🤖 AI Summary
This work addresses the challenge of relation extraction between persons and locations in noisy, multilingual historical texts by proposing a fine-grained relation classification method that integrates spatiotemporal cues to distinguish between “visited” (at) and “located-at-publication-time” (isAt) semantic relations. It introduces the first evaluation framework for historical relation extraction that jointly assesses accuracy, computational efficiency, and cross-period generalization, leveraging multilingual NLP models combined with an efficient spatiotemporal reasoning mechanism. The resulting approach provides a robust tool for large-scale processing of historical documents, effectively supporting knowledge graph construction and biographical reconstruction in digital humanities research.
📝 Abstract
HIPE-2026 is a CLEF evaluation lab dedicated to person-place relation extraction from noisy, multilingual historical texts. Building on the HIPE-2020 and HIPE-2022 campaigns, it extends the series toward semantic relation extraction by targeting the task of identifying person--place associations in multiple languages and time periods.

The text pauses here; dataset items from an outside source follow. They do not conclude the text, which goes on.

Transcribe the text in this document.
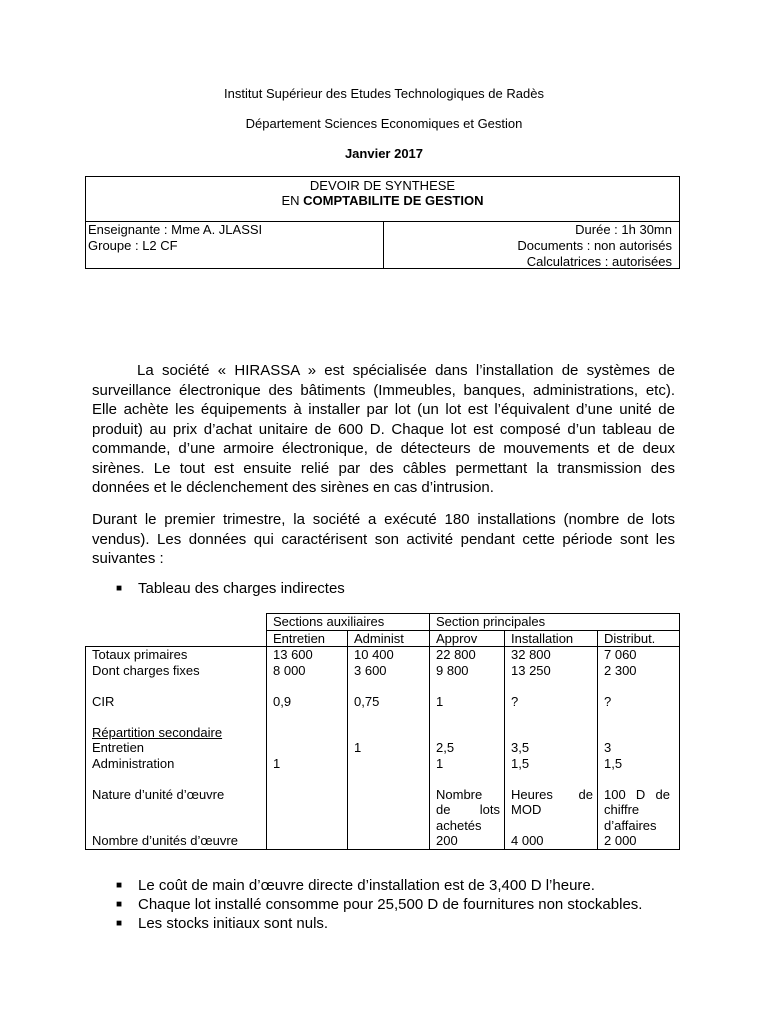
Institut Supérieur des Etudes Technologiques de Radès
Département Sciences Economiques et Gestion
Janvier 2017
DEVOIR DE SYNTHESE
EN COMPTABILITE DE GESTION
Enseignante : Mme A. JLASSI
Groupe : L2 CF
Durée : 1h 30mn
Documents : non autorisés
Calculatrices : autorisées
La société « HIRASSA » est spécialisée dans l’installation de systèmes de surveillance électronique des bâtiments (Immeubles, banques, administrations, etc). Elle achète les équipements à installer par lot (un lot est l’équivalent d’une unité de produit) au prix d’achat unitaire de 600 D. Chaque lot est composé d’un tableau de commande, d’une armoire électronique, de détecteurs de mouvements et de deux sirènes. Le tout est ensuite relié par des câbles permettant la transmission des données et le déclenchement des sirènes en cas d’intrusion.
Durant le premier trimestre, la société a exécuté 180 installations (nombre de lots vendus). Les données qui caractérisent son activité pendant cette période sont les suivantes :
■ Tableau des charges indirectes
	Sections auxiliaires		Section principales		
	Entretien	Administ	Approv	Installation	Distribut.
Totaux primaires	13 600	10 400	22 800	32 800	7 060
Dont charges fixes	8 000	3 600	9 800	13 250	2 300

CIR	0,9	0,75	1	?	?

Répartition secondaire					
Entretien		1	2,5	3,5	3
Administration	1		1	1,5	1,5

Nature d’unité d’œuvre			Nombre de lots achetés	Heures de MOD	100 D de chiffre d’affaires

Nombre d’unités d’œuvre			200	4 000	2 000
■ Le coût de main d’œuvre directe d’installation est de 3,400 D l’heure.
■ Chaque lot installé consomme pour 25,500 D de fournitures non stockables.
■ Les stocks initiaux sont nuls.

Systems are asked to classify relations of two types - $at$ ("Has the person ever been at this place?") and $isAt$ ("Is the person located at this place around publication time?") - requiring reasoning over temporal and geographical cues. The lab introduces a three-fold evaluation profile that jointly assesses accuracy, computational efficiency, and domain generalization. By linking relation extraction to large-scale historical data processing, HIPE-2026 aims to support downstream applications in knowledge-graph construction, historical biography reconstruction, and spatial analysis in digital humanities.